With borders, there are so many options. With the border-style property, a few of your options are dotted: dashed, solid, double, and so forth. In CSS3, with the border-image property, you use an image as the border around an element. Borders give you tremendous design flexibility.

6. Control over Images

Prior to CSS3, working with images was limited. With CSS3, you now can create a wide variety of effects, such as rounded images, responsive images that scale with the browser, control transparency, create thumbnails, lay text over images. You also can control blur, saturation, and more.

7. Web Fonts

Prior to CSS3, the fonts you could use were limited. That all changed with the @font-face rule. This allows you to use Web fonts that aren't installed on your computer. You can upload the fonts to your server and these automatically will be downloaded to the user's browser. This allows you to create elaborate designs with a wide variety of fonts. Although there is a wide variety of fonts, check to make sure your browser supports the type you want to use.

8. 2D/3D Transformations

CSS3 gives you control over 2D and 3D transformations.

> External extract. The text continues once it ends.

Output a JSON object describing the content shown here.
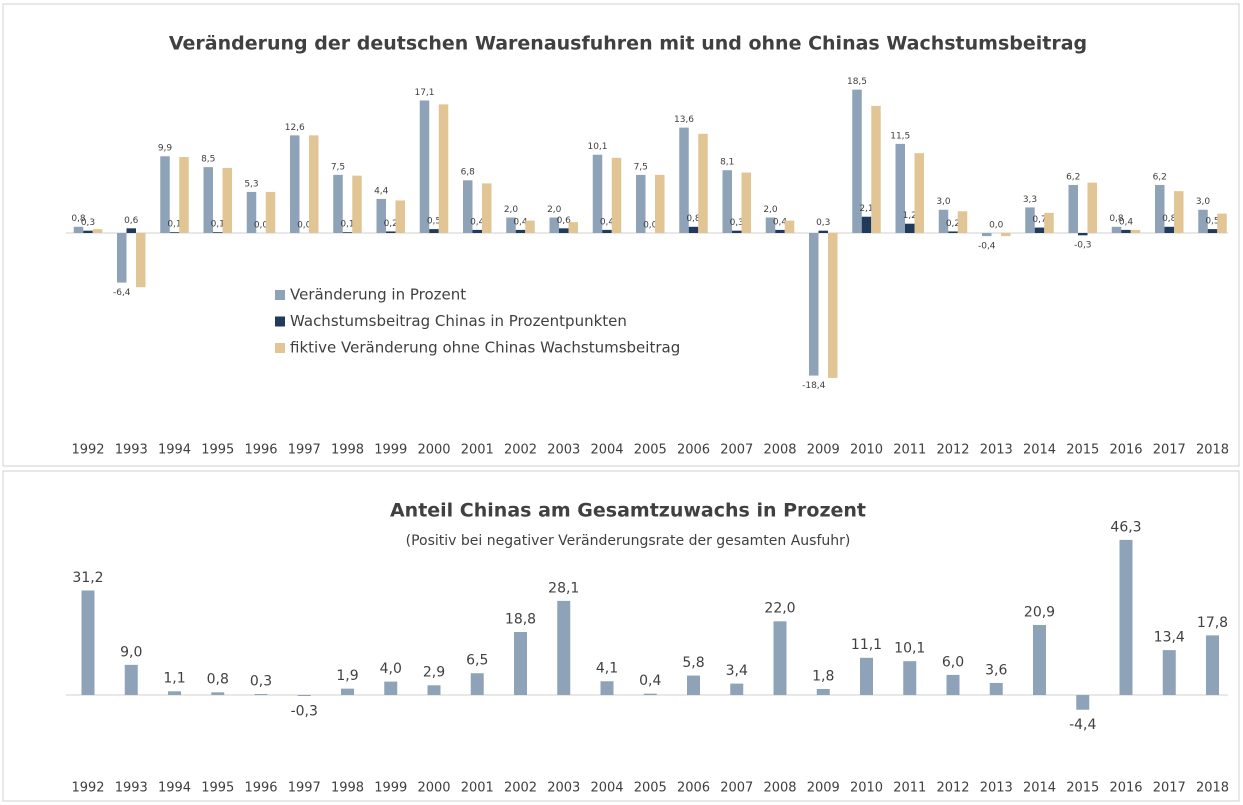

This allows you to translate, rotate, and skew elements. You also can change the shape, size, and position and activate these effects when you move your cursor over any given element. You can create effects, such as buttons that rotate around the x, y, and z axes, which can create attractive 3D effects. Some 2D options are translate(), rotate(), scale(), and so on. In 3D, some options are rotateX(), rotateY(), and rotateZ(). Beyond that, you can control perspective, transform-origin, transform-style, and more.

9. Animations

With CSS3, you can animate elements where they gradually change from one style to another. You can change as many properties as you want and you would do so by making used of the @keyframes rule. Even though you can create animations working with CSS3 code directly, that is a cumbersome approach. A better way is to make use of any one of various programs designed for that purpose. Doing so will save you a lot of time and allow you to produce professional quality animations for your layouts. Some of these tools are free; others are commercial.

10. Testing

Testing is the last step in the coding process. It's important to test the code to see if there are any issues. If there are, testing will bring that out.


An article of this type can only give you a taste of what can be done. CSS3 is immensely powerful and gives you incredible control over your Web page designs. Once you try it out, you'll be hooked.